Ukraine benötigt Sicherheitsgarantien: Europäer in der Pflicht

Trumps Vize JD Vance betonte jüngst gegenüber Fox News, Europa müsse den „Löwenanteil“ tragen, da es um die eigene Sicherheit gehe. In internen Beratungen bei der Nato machte sich Ernüchterung breit: US-General Dan Caine signalisierte lediglich, dass Washington eher aus dem Hintergrund unterstütze. Konkrete Zusagen blieben aus.

Die Bundeswehr bereitet sich derweil organisatorisch vor. Verteidigungsminister Boris Pistorius forderte Heer, Luftwaffe und Marine auf, verfügbare Einheiten für eine mögliche Ukraine-Mission zu melden. Noch handelt es sich um „prudent planning“, also Planungen ohne Einsatzbefehl. Nächste Woche wird das Thema in einer außerplanmäßigen Kabinettssitzung im Bendlerblock behandelt.

Der ukrainische Präsident Wolodymyr Selenskyj (links) fordert rasche Sicherheitsgarantien. Russlands Außenminister Sergej Lawrow (2.v.r.) lehnt westliche Truppenpräsenz ab, während Präsident Wladimir Putin frühere Zusagen zurückzieht.

Putin macht Rückzieher: Russland blockiert Option von Alaska-Gipfel mit Trump

Russland rückt derweil von früheren Zusagen ab. Putin hatte nach dem Alaska-Gipfel laut Trump ein Treffen mit Selenskyj in Aussicht gestellt, doch nun stellt Moskau Bedingungen. Lawrow erklärte in der zurückliegenden Woche gegenüber der russischen Nachrichtenagentur RIA Nowosti, eine Diskussion über Sicherheitsfragen ohne Russland sei eine „Utopie, ein Weg ins Nirgendwo“. Zudem zweifelte er erneut Selenskyjs Legitimität als Verhandlungspartner offen an.

Auch innerhalb Europas wächst die Sorge, dass Moskau den Prozess bewusst verschleppt.

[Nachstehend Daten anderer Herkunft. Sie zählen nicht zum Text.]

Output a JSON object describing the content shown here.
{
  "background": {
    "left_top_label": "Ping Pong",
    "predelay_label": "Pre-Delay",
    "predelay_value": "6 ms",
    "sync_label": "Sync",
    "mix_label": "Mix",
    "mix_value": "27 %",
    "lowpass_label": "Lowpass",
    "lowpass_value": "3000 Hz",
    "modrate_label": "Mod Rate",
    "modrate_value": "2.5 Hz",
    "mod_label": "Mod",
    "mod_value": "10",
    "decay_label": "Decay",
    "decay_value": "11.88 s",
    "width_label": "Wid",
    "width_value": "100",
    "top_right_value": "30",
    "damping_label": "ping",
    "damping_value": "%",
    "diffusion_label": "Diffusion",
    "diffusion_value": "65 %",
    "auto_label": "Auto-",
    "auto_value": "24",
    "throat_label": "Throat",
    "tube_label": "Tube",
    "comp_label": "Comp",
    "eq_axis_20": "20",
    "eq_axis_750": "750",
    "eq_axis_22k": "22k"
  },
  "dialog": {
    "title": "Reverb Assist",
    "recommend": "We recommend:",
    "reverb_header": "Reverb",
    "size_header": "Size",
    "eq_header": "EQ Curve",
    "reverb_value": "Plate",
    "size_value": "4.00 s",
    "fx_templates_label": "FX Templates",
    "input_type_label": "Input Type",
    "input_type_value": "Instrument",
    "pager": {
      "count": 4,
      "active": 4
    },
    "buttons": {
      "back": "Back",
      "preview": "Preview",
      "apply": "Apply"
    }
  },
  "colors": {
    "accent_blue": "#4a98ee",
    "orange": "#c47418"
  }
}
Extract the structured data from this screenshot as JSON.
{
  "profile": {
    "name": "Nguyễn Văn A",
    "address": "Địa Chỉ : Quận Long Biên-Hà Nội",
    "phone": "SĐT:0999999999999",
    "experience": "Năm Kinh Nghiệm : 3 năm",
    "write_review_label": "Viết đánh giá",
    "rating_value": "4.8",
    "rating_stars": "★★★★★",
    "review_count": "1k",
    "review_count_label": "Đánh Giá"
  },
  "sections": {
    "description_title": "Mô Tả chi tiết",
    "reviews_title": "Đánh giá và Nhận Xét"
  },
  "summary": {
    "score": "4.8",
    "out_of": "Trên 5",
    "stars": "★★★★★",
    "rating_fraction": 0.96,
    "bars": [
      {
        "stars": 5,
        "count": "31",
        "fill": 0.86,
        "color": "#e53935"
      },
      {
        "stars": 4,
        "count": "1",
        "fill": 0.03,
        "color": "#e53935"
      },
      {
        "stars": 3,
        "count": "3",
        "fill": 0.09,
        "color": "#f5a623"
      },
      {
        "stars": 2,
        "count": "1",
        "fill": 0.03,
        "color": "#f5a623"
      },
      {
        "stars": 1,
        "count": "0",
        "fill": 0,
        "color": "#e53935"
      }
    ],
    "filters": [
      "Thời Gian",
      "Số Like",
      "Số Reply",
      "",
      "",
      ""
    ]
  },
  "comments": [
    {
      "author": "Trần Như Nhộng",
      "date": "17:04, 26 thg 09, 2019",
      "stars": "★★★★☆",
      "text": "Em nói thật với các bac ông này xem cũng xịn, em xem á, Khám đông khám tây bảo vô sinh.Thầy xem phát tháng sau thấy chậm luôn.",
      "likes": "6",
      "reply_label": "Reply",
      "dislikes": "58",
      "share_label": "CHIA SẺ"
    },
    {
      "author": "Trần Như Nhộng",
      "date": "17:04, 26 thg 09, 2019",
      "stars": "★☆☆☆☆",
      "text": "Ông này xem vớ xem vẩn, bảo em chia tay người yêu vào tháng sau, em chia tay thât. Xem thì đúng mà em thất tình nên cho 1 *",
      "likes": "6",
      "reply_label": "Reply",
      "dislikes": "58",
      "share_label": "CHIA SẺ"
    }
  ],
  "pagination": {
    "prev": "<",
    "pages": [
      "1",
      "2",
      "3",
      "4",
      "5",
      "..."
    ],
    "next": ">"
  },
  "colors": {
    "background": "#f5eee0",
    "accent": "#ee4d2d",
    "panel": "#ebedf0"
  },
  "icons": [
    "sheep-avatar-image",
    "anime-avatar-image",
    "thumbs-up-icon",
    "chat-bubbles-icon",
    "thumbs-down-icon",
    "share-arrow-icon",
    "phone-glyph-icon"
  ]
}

Diplomaten verweisen darauf, dass der Kreml bereits mehrfach Zugeständnisse angedeutet, diese aber später wieder zurückgenommen habe. Die Geduld in den westlichen Hauptstädten ist daher begrenzt, konstatiert Politico, zumal Trump seinerseits mit einer Frist von zwei Wochen Druck aufbaut.

Sieben-Punkte-Plan aus Berlin: So will der Westen die Ukraine absichern

PunkteInhalt laut Konzept
Diplomatischer ProzessFahrplan für Selenskyj–Putin-Gespräche, später Dreiergipfel mit Trump und EU
Militärische AbsicherungWiederaufbau der ukrainischen Streitkräfte, westliche Unterstützung
Präsenz ausländischer TruppenDebatte über internationale Unterstützungspräsenz, ohne direkten Kampfauftrag
Keine Begrenzungen für ArmeeKeine Auflagen bei Personalstärke oder Ausrüstung der Ukraine
EU-BeitrittsperspektiveKlare Aussicht auf EU-Mitgliedschaft und Beistandsverpflichtung
Überwachung WaffenstillstandInternationale Kontrollmechanismen zur Einhaltung von Abkommen
Reaktion auf VertragsbruchVerbindliche Mechanismen für den Fall eines russischen Regelbruchs

Ukraine-Krieg: Hoffnung auf robuste Sicherheitsgarantien für Selenskyj

Selenskyj hingegen zeigt sich optimistisch. Er erklärte, die Vorbereitungen seien intensiv, binnen Tagen könnten die Regelungen für die Sicherheit stehen. „Wir werden eine Ukraine schaffen, die genügend Kraft hat, um in Sicherheit und Frieden zu leben“, zitiert ihn das RND.

Für Deutschland und die EU ist klar: Ohne belastbare Sicherheitsgarantien für die Ukraine droht ein erneuter russischer Angriff. EU-Kommissionspräsidentin Ursula von der Leyen sprach gemäß der Neuen Züricher Zeitung (NZZ) von einem „stählernen Stachelschwein“, das Russland abschrecken müsse. Nur eine dauerhaft wehrhafte Ukraine könne Europas Sicherheit garantieren.

Ukraine und Europa geben sich bezüglich Putins Russland vorgewarnt: Lektionen aus Budapest

Ein warnendes Beispiel ist das Budapester Memorandum von 1994, das der Ukraine Schutz nach Aufgabe ihrer Atomwaffen versprach. Die Garantien erwiesen sich als wertlos, als Russland 2014 die Krim annektierte. „Budapest hat nicht funktioniert. Es ist nicht das Modell, das die Ukraine jetzt braucht“, sagte der frühere US-Diplomat Steven Pifer gemäß der NZZ.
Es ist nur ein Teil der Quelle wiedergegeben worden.